Me and Stephanie Brown

I have to start this story with the third Robin, Tim Drake. In his first appearance, A Lonely Place of Dying, by Marv Wolfman, I’d found Tim a bit too conveniently competent. I was supposed to believe that a thirteen year-old boy could do all that? Oh, I believed he had figured out Batman’s identity, that never seemed like a terribly well kept secret, but I couldn’t believe he’d traveled to New York and back, and more incredibly to me, made it outside of city limits to watch Batman fight over the reservoir, all on his bike!
(This, by the way, is the story-line in which Tim bluffs his way into the manor, and then, against Batman’s direct order, steals the Robin suit from Jason’s case and wears it out to fight crime, becoming Robin of his own resort, as it were.)

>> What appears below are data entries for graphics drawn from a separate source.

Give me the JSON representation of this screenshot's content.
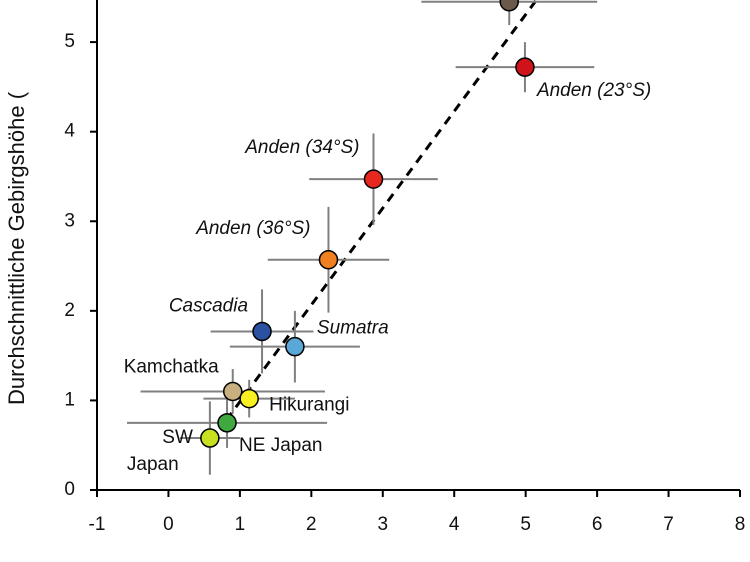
{
  "chart_data": {
    "type": "scatter",
    "y_label": "Durchschnittliche Gebirgshöhe (",
    "xlim": [
      -1,
      8
    ],
    "ylim": [
      0,
      5.47
    ],
    "xticks": [
      -1,
      0,
      1,
      2,
      3,
      4,
      5,
      6,
      7,
      8
    ],
    "yticks": [
      0,
      1,
      2,
      3,
      4,
      5
    ],
    "x": [
      4.77,
      4.99,
      2.87,
      2.24,
      1.31,
      1.77,
      0.9,
      1.13,
      0.82,
      0.58
    ],
    "y": [
      5.45,
      4.72,
      3.47,
      2.57,
      1.77,
      1.6,
      1.1,
      1.02,
      0.75,
      0.58
    ],
    "x_err": [
      1.23,
      0.97,
      0.9,
      0.85,
      0.72,
      0.91,
      1.29,
      0.64,
      1.4,
      0.42
    ],
    "y_err": [
      0.26,
      0.28,
      0.51,
      0.59,
      0.47,
      0.4,
      0.25,
      0.21,
      0.28,
      0.41
    ],
    "colors": [
      "#6b5a4a",
      "#d0121a",
      "#e8281e",
      "#f08020",
      "#2a52a0",
      "#5aa8d8",
      "#c8b080",
      "#f8f020",
      "#40a840",
      "#c8e020"
    ],
    "point_labels": [
      null,
      "Anden (23°S)",
      "Anden (34°S)",
      "Anden (36°S)",
      "Cascadia",
      "Sumatra",
      "Kamchatka",
      "Hikurangi",
      "NE Japan",
      [
        "SW",
        "Japan"
      ]
    ],
    "error_color": "#808080",
    "fit_line": {
      "x": [
        0.81,
        5.15
      ],
      "y": [
        0.78,
        5.47
      ]
    }
  }
}
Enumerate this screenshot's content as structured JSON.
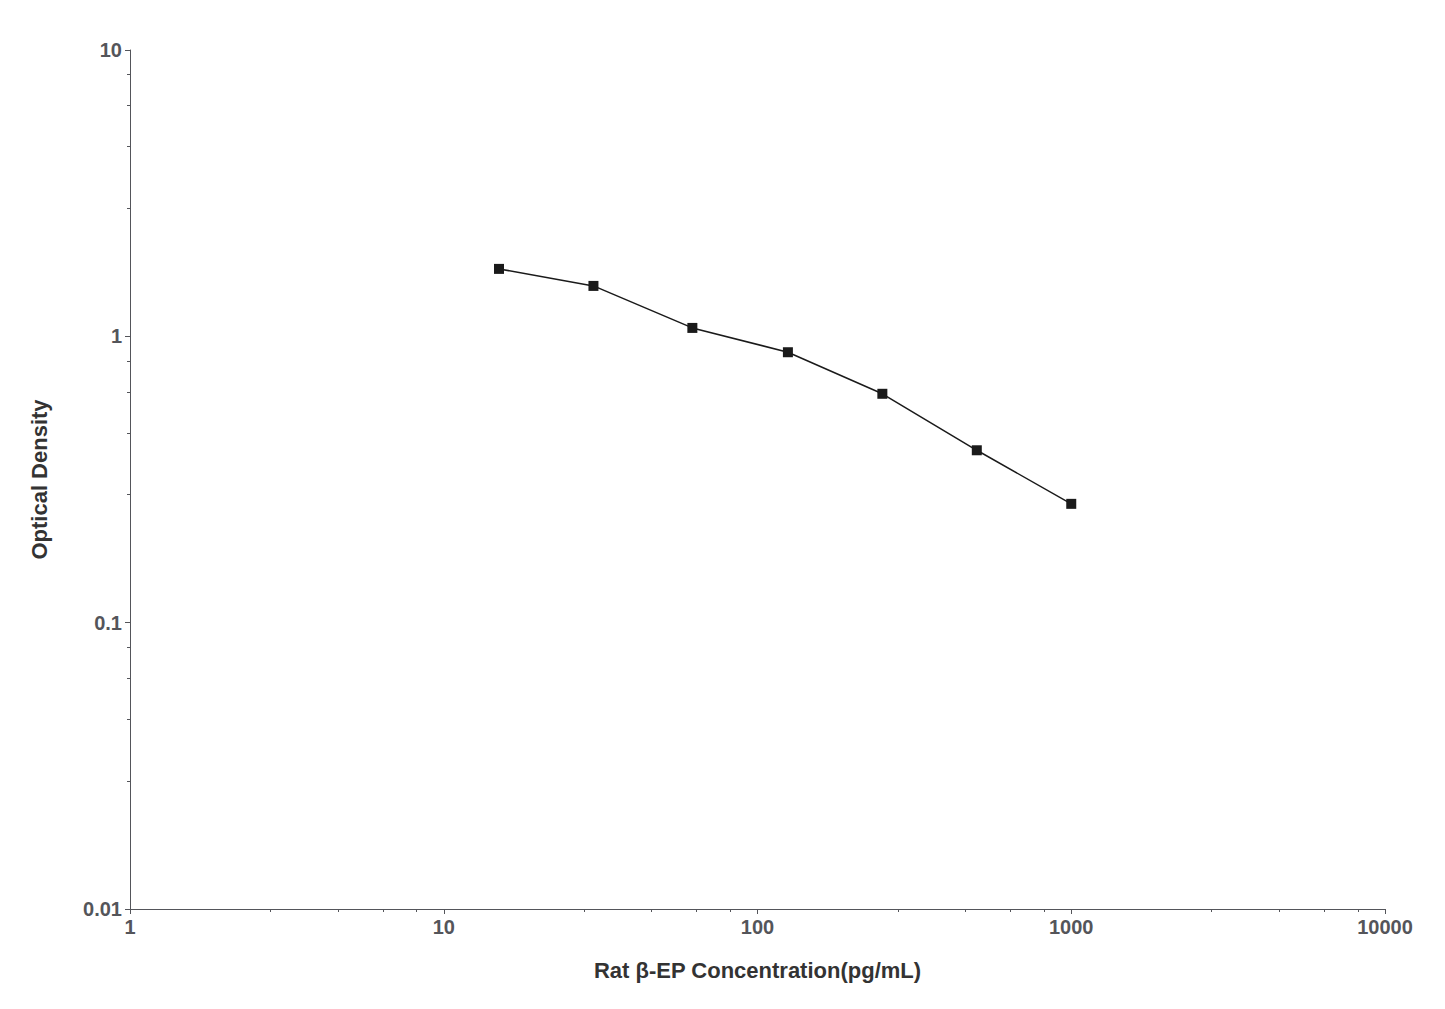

I first fell in love with Tim Drake in Rite of Passage, a mini by Alan Grant. In this story, I found the Tim I would imprint on like a young duckling. Tim was entirely aware of all the ways he was inadequate; he was supposed to be a partner to Batman? Tim was terrified, had nightmares of being eaten by a giant looming bat, and reacted by training harder. He knew he wasn’t good enough, but he was determined to be the best he could be. No one was harder on Tim than Tim was on himself. He was determined to be a Robin worthy of the name, but half-certain he would fail.
And then Stephanie Brown showed up. I resented the hell out of her. Tim hadn’t considered himself worthy of the name of Robin until he’d travelled the world training from the living masters; Steph thought a cape and a code-name was all she needed to be a costumed vigilante. Tim was willing (and eager!) to learn from those who had been in the business longer than him; Steph wanted to do everything her own way, and frequently screwed up. Oh, how she screwed up. She couldn’t climb as well as Tim, she couldn’t fight as well, she wasn’t as meticulously devoted to detail in fact, she seemed to think the whole thing should be fun!
Steph
And, the most petty reason of all for disliking her, she stole panels from Tim. She shared the limelight! She sometimes got whole story-lines dedicated to her stupid family. She pestered Tim to have a social life, when I wanted to see his freaky crime-fighting brain.
A diversion: some women of my acquaintance just can’t identify with a male character. They can like, enjoy, or sympathize with them, but they can’t identify with them. I think I’m being clear here that I’m not one of those women. It’s not really something I consider a special ability, but I’m actually more likely to identify with male characters than female.
I eventually got over my resentment of Steph, a little. She seemed to be making Tim happy, and she was getting better at the vigilante gig, which did a lot to reconcile me to her. She got some really good story-lines, from Peter David in Young Justice, in Batgirl, and from Jon Lewis in Robin.
But when I heard that Stephanie Brown would be replacing Tim as Robin, all my resentment came back. How did she think she could even compare to Tim as Robin? Why was DC taking away the best Robin ever (I don’t claim to be impartial) and replacing him with someone who was still learning how to use a grappling hook? It didn’t help that the textual reasons given for Tim leaving the position of Robin depended on Tim making a series of mistakes I saw as stupid and uncharacteristic of him.
I would later learn that editors at DC had mandated that Steph be killed, and Robin writer Bill Willingham had decided to make her Robin before her death. Thank you, Mr. Willingham.
My point is: DC, I was on your side. I didn’t like Steph as Robin. I half-resented her. I wanted her out of there.
But even I, who had a low opinion of Steph, could not believe how badly she was treated in the story leading to her death and the aftermath. I could not believe that she was tortured to death, slowly, over multiple issues. I couldn’t fathom that Steph would set in place a plan that she didn’t really understand, and which clearly had so much room for drastic, fatal error.
And I could not, and still do not believe that Batman would use her as a tool to get Tim Drake back as Robin. I was baffled that the Batman who appeared in Detective Comics after her death would agonize over whether he shared responsibility for the death of Cassie Wells, a walk on character with whom he shared a brief conversation. Had he completely forgotten that his lack of faith in Steph was instrumental in her death? It seemed calculated to rub in how unimportant Steph was; one poor young blonde girl dies, no one talks about it, a rich young blonde girl dies, she gets a twelve part exploration of Bruce’s guilt.
Kevin at beaucoupkevin says: ‘A glass case being drawn into a single location won’t change anything substantial in the medium, will it? It’s not a solution; only a reminder that there was a problem.’
Shoving it under the carpet isn’t a solution either. There needs to be a reminder. DC comics seems all too eager to forget.